そして学生3人が着けてる腕輪を順にデコピンしていった。
簡単に砕け散る奴属の腕輪。
「「「…………………」」」
それを見てさらに固まるトンチンカン。
「ミロク。随分と優しいじゃないか」
「流石にこいつ等の奴隷って可哀そうじゃん?」
そう言ってペシペシと学生達のホッペを叩くミロク… 叩くのは可愛そうじゃ無いらしい…
「う、う…ん…」
「っ…か、神は…?」
「いっ いたた…」
ん。起きたようだ。
「でもなんで起こしたんだ?」
「気分?」
「な!お前等は!」
「なんでアンタ達が此処に居るのよ!」
「神は!神は何処に行ったのです!?」
起きたら五月蠅いだけだった…
「神ってさー こんなヤツ?」
俺とミロクは学生達の前で神化してやった。
「「「ああああああああああああああああああ」」」
「お前等が神だったのか!?」
「貴方達のせいで私達が大変なんですよ!加護とか消えちゃうし!」
「そうよ!勇者とか聖女とか賢者とか!消えちゃったのよ!何とかしなさいよ!」
ウザイ。激しくウザイ…
「なんでー?君達の称号?加護が消えようが関係ないんだけどー。後奴属の腕輪は壊してあげたよ?」
「あ、ほんとだ。でもお前等が此処の主神を倒してしまったせいで加護とか消えたんだから責任取るべきだろう!」
「責任なら、お前等のせいで巻き込まれたんだから責任取れよ」
「ゴチャゴチャ言ってんじゃないわよ!アンタ神ならアンタの加護寄越しなさい!」
「嫌だよ。お前等に興味無いし」
「なら!私達を元の世界に帰してください!加護も無しにこんな世界、死んでしまいます!」
「だから嫌だって。そんな義理も無いだろ」
「神なら助けなさいよ!」
「神が何でも助けると思ったら大間違いだ!」
俺の一喝にビクっとし、黙り込む学生達。
「なんで口の利き方も知らないガキを助けようと思えるんだ?自分達の要求ばかり通そうとするばかりで… お前等は初日、オール10のステータスだった俺達が追い出される時、何て言ったか覚えてるか?「酷すぎて笑える」「運の無い人」「恨むなら運の無いステの低い事を恨め」そう言って助けようともしなかったんだがね…」
「でも加護とか無くてもさー。
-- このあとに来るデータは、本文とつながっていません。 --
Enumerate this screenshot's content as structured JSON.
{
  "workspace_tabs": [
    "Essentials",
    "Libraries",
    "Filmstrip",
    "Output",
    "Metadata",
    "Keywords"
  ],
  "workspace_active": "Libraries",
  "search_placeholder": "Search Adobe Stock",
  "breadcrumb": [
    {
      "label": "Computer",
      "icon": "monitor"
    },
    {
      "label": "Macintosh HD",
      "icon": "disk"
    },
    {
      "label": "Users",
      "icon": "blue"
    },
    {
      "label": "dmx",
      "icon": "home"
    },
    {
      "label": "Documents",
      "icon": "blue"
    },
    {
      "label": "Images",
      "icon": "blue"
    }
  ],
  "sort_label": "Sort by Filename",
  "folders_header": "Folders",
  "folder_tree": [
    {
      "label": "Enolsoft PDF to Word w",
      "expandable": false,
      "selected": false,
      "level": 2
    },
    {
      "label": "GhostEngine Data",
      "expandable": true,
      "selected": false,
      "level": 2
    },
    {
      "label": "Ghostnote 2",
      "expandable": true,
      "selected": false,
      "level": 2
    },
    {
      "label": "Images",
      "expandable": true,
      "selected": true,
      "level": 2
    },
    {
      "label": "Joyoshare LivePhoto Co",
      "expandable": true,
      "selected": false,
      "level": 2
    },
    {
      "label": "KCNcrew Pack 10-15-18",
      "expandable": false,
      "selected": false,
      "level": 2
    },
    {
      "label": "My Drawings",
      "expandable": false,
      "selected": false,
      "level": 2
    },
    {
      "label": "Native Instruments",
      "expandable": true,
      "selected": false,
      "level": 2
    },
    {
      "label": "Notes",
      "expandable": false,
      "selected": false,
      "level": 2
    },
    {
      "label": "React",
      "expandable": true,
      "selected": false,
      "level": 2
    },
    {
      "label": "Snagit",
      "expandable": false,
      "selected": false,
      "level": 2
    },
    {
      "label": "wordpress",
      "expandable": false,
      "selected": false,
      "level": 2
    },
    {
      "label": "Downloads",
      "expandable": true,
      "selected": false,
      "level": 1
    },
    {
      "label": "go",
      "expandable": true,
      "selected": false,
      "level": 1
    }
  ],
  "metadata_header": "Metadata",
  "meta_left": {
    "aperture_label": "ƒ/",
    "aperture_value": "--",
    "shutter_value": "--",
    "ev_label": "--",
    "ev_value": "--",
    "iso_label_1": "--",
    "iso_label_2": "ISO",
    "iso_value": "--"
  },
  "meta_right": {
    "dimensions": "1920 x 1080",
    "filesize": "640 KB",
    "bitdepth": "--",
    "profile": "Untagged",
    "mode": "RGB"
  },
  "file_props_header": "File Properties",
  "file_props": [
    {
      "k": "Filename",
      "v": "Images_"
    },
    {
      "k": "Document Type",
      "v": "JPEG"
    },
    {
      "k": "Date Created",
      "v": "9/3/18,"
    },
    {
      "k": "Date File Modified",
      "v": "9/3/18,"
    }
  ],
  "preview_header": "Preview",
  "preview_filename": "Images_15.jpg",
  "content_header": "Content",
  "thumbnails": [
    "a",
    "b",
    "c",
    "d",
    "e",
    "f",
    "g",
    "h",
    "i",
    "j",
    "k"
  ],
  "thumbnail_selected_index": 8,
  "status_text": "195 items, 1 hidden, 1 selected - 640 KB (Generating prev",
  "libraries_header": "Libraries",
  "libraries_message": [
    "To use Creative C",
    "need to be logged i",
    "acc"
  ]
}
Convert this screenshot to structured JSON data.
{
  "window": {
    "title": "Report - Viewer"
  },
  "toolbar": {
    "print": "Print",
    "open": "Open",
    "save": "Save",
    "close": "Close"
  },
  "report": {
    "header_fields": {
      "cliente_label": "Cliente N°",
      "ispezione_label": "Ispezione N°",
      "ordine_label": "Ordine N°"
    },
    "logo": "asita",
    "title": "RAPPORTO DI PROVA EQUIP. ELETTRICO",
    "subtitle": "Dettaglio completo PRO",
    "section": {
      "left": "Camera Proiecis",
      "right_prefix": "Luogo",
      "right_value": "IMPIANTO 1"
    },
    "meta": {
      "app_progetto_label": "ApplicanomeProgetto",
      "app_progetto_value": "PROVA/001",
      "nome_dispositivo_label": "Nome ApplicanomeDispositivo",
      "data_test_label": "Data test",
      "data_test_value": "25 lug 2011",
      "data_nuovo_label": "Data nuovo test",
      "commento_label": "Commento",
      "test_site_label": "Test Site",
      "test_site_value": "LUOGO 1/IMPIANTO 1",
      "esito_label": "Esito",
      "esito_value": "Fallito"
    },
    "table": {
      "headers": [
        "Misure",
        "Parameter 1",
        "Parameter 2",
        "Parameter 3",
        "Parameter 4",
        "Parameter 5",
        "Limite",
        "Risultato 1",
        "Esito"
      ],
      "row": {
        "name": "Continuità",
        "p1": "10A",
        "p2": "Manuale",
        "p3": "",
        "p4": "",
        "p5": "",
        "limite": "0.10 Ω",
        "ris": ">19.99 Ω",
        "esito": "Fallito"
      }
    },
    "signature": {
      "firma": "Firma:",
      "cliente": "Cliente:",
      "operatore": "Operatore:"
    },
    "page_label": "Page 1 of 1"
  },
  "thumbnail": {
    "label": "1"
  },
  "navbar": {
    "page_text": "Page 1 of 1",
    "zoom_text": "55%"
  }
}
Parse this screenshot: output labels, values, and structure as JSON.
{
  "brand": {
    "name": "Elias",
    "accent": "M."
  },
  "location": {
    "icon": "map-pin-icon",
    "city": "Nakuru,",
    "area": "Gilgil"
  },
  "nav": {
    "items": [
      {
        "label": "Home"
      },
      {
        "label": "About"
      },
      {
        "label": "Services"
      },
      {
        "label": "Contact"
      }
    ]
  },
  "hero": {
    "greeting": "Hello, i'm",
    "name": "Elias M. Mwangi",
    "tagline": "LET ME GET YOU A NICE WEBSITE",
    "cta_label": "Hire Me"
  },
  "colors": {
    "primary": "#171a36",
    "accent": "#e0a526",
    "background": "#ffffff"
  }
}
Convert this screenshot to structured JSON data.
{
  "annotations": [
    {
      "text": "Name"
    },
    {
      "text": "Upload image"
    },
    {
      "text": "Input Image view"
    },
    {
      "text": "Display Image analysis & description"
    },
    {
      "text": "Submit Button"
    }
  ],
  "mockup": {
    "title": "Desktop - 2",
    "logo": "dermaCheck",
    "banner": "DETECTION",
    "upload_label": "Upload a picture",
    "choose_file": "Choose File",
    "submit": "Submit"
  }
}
そのステならちゃんと頑張ればいいトコいけるんじゃない?」
「勇者とかステに出てて浮かれてたんだろうな。その称号が無くなって急に現実が見えたんだろ?奴隷にもされちゃったし」
学生達は俯き、唯々涙を流していた。
そんな学生達に、俺とミロクは指を1つ鳴らした。
「優しいね」
「お互い様」
クスクス笑いながら学生達に背を向け、離れる。
俺達が学生達に2度と目を向ける事は無かった…
「それじゃマリウス。帰るよ」
「じゃーねー」
「はい。ありがとうございました」
あっさりとした別れの挨拶を交わし、さっさと帰る俺達。これ以上面倒は御免である。
そしてその場に、泣き崩れる者、茫然とする者、気絶する者を残し、マリウスを残し…
「面倒を押し付けられた気分ですね… ハァ…」
その後、学生達は加護が2つ新たに付いてる事に気づく。
ハチマンの加護(小)80歳まで不死。幸運(小)
ミロクの加護 呪詛無効 精神攻撃無効
「「沼津が待ってるんだよ!これ以上お前等の事なんて知るか!!」」
お読みいただきありがとうございます。 これを元に連載版書いてるんですが、私の文章力ではなかなか難しい。。。